In the context of this disclosure, a machine-readable medium may be a tangible medium that can contain, or store a program for use by or in connection with an instruction execution system, apparatus, or device. The machine-readable medium may be a machine-readable signal medium or a machine-readable storage medium. The machine-readable medium may include, but is not limited to, an electronic, magnetic, optical, electromagnetic, infrared, or semiconductor system, apparatus, or device, or any suitable combination of the foregoing. More specific examples of a machine-readable storage medium would include an electrical connection based on one or more wires, a portable computer diskette, a hard disk, a Random Access Memory (RAM), a read-only memory (ROM), an erasable programmable read-only memory (EPROM or flash memory), an optical fiber, a portable compact disc read-only memory (CD-ROM), an optical storage device, a magnetic storage device, or any suitable combination of the foregoing.

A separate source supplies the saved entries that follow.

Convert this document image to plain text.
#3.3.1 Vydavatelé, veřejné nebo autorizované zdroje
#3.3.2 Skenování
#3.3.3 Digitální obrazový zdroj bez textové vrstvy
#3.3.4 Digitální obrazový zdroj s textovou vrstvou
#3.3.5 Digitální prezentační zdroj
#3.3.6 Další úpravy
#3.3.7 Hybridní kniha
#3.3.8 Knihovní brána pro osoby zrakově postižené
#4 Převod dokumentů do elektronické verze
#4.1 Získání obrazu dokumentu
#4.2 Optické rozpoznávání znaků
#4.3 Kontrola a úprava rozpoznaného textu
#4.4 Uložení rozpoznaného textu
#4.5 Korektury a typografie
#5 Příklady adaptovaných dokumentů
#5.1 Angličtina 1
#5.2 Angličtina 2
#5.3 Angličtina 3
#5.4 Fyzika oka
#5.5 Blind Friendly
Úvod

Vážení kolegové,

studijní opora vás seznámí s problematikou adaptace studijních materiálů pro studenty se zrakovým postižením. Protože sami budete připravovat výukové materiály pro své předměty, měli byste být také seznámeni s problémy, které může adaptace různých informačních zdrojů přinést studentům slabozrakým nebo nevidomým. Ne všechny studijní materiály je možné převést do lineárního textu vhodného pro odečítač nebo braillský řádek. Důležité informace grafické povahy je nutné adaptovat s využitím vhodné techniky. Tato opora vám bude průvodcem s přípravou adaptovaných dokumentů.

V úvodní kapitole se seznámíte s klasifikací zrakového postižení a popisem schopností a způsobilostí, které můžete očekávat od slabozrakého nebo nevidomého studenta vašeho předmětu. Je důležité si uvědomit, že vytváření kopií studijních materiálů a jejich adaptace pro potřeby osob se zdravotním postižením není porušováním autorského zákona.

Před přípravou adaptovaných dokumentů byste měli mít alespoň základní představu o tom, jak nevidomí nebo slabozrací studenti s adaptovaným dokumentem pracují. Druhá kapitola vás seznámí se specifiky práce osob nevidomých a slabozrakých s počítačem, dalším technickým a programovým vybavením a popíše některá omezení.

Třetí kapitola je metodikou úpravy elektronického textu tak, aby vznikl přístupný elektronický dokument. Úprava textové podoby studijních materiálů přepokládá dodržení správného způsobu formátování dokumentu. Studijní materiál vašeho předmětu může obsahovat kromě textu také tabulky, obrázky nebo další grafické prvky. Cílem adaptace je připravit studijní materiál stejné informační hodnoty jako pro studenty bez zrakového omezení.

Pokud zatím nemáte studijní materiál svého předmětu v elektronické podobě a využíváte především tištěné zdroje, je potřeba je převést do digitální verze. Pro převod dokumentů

To provide for interaction with a user, the systems and techniques described here can be implemented on a computer having: a display device (e.g., a CRT (cathode ray tube) or LCD (liquid crystal display) monitor) for displaying information to a user; and a keyboard and pointing device (e.g., a mouse or trackball) by which a user can provide input to the computer. Other kinds of devices may also be used to provide for interaction with a user; for example, feedback provided to the user may be any form of sensory feedback (e.g., visual feedback, auditory feedback, or tactile feedback); and input from the user may be received in any form, including acoustic input, speech input, or tactile input.
The systems and techniques described here can be implemented in a computing system that includes a background component (e.g., as a data server), or that includes a middleware component (e.g., an application server), or that includes a front-end component (e.g., a user computer having a graphical user interface or a web browser through which a user can interact with an implementation of the systems and techniques described here), or any combination of such background, middleware, or front-end components. The components of the system can be interconnected by any form or medium of digital data communication (e.g., a communication network). Examples of communication networks include: local Area Networks (LANs), wide Area Networks (WANs), and the internet.
The computer system may include a client and a server. The client and server are typically remote from each other and typically interact through a communication network. The relationship of client and server arises by virtue of computer programs running on the respective computers and having a client-server relationship to each other. The server may be a cloud server, a server of a distributed system, or a server incorporating a blockchain.
It should be appreciated that various forms of the flows shown above may be used to reorder, add, or delete steps. For example, the steps recited in the present disclosure may be performed in parallel, sequentially, or in a different order, provided that the desired results of the disclosed aspects are achieved, and are not limited herein.
The above detailed description should not be taken as limiting the scope of the present disclosure. It will be apparent to those skilled in the art that various modifications, combinations, sub-combinations and alternatives are possible, depending on design requirements and other factors. Any modifications, equivalent substitutions and improvements made within the spirit and principles of the present disclosure are intended to be included within the scope of the present disclosure.